Salah satu contohnya adalah sepakbola. Sebagai olahraga yang sangat populer, tidak semua masyarakat penggemar sepakbola di seluruh penjuru negeri ini di kemudian hari akan menjadi pesepakbola.

Meskipun belum ada data pendukung yang bisa dijadikan sebagai rujukan, namun fakta yang ada di dalam keseharian, lebih banyak komunitas yang menggeluti sepakbola sebagai hobi daripada profesi.

Hal yang sama pun terjadi di golf. Cuma bedanya, seseorang yang menekuni olahraga golf, mereka tetap masih bisa bermain menyusuri fairway, hole demi hole hingga usia lanjut.

Sekedar contoh saja. Pak Ci (Ir .Ciputra — sang pelopor bisnis properti di negeri ini), yang saat ini telah berusia 85 tahun, masih bisa bermain golf walau hanya 9 hole.
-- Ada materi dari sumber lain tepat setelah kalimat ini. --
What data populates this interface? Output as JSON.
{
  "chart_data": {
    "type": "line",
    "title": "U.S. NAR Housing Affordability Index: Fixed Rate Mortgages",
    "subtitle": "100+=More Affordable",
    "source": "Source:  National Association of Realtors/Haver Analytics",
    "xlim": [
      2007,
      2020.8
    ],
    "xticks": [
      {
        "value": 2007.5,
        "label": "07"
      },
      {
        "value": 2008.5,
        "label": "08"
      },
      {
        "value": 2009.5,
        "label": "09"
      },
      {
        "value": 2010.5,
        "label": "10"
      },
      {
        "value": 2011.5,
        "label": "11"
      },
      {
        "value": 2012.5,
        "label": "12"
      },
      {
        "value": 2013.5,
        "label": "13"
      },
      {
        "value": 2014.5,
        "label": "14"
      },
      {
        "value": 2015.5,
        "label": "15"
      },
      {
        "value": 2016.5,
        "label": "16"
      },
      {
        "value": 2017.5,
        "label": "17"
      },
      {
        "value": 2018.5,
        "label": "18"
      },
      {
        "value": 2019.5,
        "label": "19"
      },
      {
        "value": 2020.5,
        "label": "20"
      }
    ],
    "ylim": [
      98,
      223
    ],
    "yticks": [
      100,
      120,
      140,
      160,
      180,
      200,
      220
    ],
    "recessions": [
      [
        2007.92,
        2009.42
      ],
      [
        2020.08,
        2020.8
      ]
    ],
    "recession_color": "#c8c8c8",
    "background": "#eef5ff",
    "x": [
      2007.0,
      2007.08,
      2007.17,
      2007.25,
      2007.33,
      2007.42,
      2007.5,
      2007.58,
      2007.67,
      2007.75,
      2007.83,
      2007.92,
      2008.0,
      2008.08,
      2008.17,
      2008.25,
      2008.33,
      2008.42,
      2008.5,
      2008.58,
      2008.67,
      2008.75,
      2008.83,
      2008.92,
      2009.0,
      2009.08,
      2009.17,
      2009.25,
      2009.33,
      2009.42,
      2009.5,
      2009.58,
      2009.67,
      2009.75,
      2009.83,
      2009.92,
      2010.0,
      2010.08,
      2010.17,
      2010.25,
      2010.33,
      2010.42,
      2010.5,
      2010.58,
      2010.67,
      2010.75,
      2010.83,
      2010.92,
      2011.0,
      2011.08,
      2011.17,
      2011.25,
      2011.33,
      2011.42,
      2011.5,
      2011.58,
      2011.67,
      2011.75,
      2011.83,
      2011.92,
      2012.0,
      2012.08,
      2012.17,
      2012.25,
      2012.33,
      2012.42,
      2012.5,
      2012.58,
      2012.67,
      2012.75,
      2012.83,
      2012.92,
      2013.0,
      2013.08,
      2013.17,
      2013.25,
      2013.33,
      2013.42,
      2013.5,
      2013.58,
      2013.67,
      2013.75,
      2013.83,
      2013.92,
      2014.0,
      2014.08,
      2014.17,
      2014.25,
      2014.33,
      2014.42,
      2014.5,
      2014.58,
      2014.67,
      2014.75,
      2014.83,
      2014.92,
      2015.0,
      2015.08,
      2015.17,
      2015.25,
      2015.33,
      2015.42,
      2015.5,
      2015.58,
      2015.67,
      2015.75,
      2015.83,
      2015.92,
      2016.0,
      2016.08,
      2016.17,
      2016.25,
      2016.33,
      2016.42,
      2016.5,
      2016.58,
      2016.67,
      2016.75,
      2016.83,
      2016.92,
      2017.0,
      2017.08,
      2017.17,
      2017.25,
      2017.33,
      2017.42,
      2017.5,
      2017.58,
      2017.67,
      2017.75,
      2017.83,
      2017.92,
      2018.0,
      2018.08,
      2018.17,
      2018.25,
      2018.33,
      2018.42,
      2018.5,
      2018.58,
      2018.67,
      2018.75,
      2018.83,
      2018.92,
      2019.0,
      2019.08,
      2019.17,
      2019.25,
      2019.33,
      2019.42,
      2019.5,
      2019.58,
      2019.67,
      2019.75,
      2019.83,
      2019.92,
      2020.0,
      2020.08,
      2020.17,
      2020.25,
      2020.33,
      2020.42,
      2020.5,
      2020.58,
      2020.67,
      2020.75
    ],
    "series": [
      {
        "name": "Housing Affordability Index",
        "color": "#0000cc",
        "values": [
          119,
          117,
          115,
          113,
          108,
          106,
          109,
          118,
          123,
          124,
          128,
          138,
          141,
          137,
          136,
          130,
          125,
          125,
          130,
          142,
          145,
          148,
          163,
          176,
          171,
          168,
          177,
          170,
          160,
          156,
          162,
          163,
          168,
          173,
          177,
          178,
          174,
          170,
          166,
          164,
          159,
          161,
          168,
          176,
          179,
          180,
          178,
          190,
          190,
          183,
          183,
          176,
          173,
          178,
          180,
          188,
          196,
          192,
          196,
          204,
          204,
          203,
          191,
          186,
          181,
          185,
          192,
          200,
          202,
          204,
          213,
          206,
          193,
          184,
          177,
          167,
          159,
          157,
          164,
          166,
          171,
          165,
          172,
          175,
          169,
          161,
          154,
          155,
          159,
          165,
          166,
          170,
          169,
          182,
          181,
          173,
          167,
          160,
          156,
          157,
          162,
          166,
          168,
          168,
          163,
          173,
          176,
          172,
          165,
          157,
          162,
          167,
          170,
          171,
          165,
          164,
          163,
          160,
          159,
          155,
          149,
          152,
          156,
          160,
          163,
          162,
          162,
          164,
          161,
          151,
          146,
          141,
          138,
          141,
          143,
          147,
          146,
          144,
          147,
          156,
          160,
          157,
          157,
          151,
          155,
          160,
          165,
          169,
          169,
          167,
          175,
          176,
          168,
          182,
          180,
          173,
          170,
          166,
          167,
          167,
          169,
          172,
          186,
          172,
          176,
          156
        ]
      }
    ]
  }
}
Berbeda dengan olahraga lainnya, olahraga golf bisa dimainkan seorang diri.Kalau tokh ada orang lain, pastilah bahwa orang lain tersebut adalah caddy.

Bahkan, bila pada saat yang bersamaan ada satu atau dua orang pegolf lain yang akan bermain golf di golf course yang sama, pegolf yang sebelumnya berniat akan bermain sendiri dan hanya didampingi oleh seorang caddy —- dengan catatan: pegolf yang akan bermain sendiri tersebut masih berada di tee box —- bisa “joint” dengan pemain lain tersebut. Tentu saja harus sepengetahuan petugas lapangan, yang akan menentukan dari tee box mana pemain yang baru kenal di lapangan tersebut, tee off.

Karena, tidak mungkin seseorang yang telah berusia lebih dari tujuh puluh atau delapan puluh tahun, bermain dari tee box yang sama dengan pemain yang “baru” berusia limapuluhan tahun atau enampuluh.

Ke-“unik”-an tersebut rasanya tidak mungkin akan terjadi, misalnya sebagai contoh, di cabang olahraga sepakbola. Sungguhpun hanya untuk menyalurkan hobby semata — sepanjang yang penulis ketahui — belum pernah terdengar kabar ada seseorang yang telah berusia lebih dari tujuhpuluh tahun masih bermain sepakbola.

Seperti diketahui di dalam olahraga golf ada kelompok pemain amatir, profesional serta amatir senior dan senior pro.Khusus mereka yang menyandang predikat amatir, lazim disebut dengan istilah pegolf reguler non atlet.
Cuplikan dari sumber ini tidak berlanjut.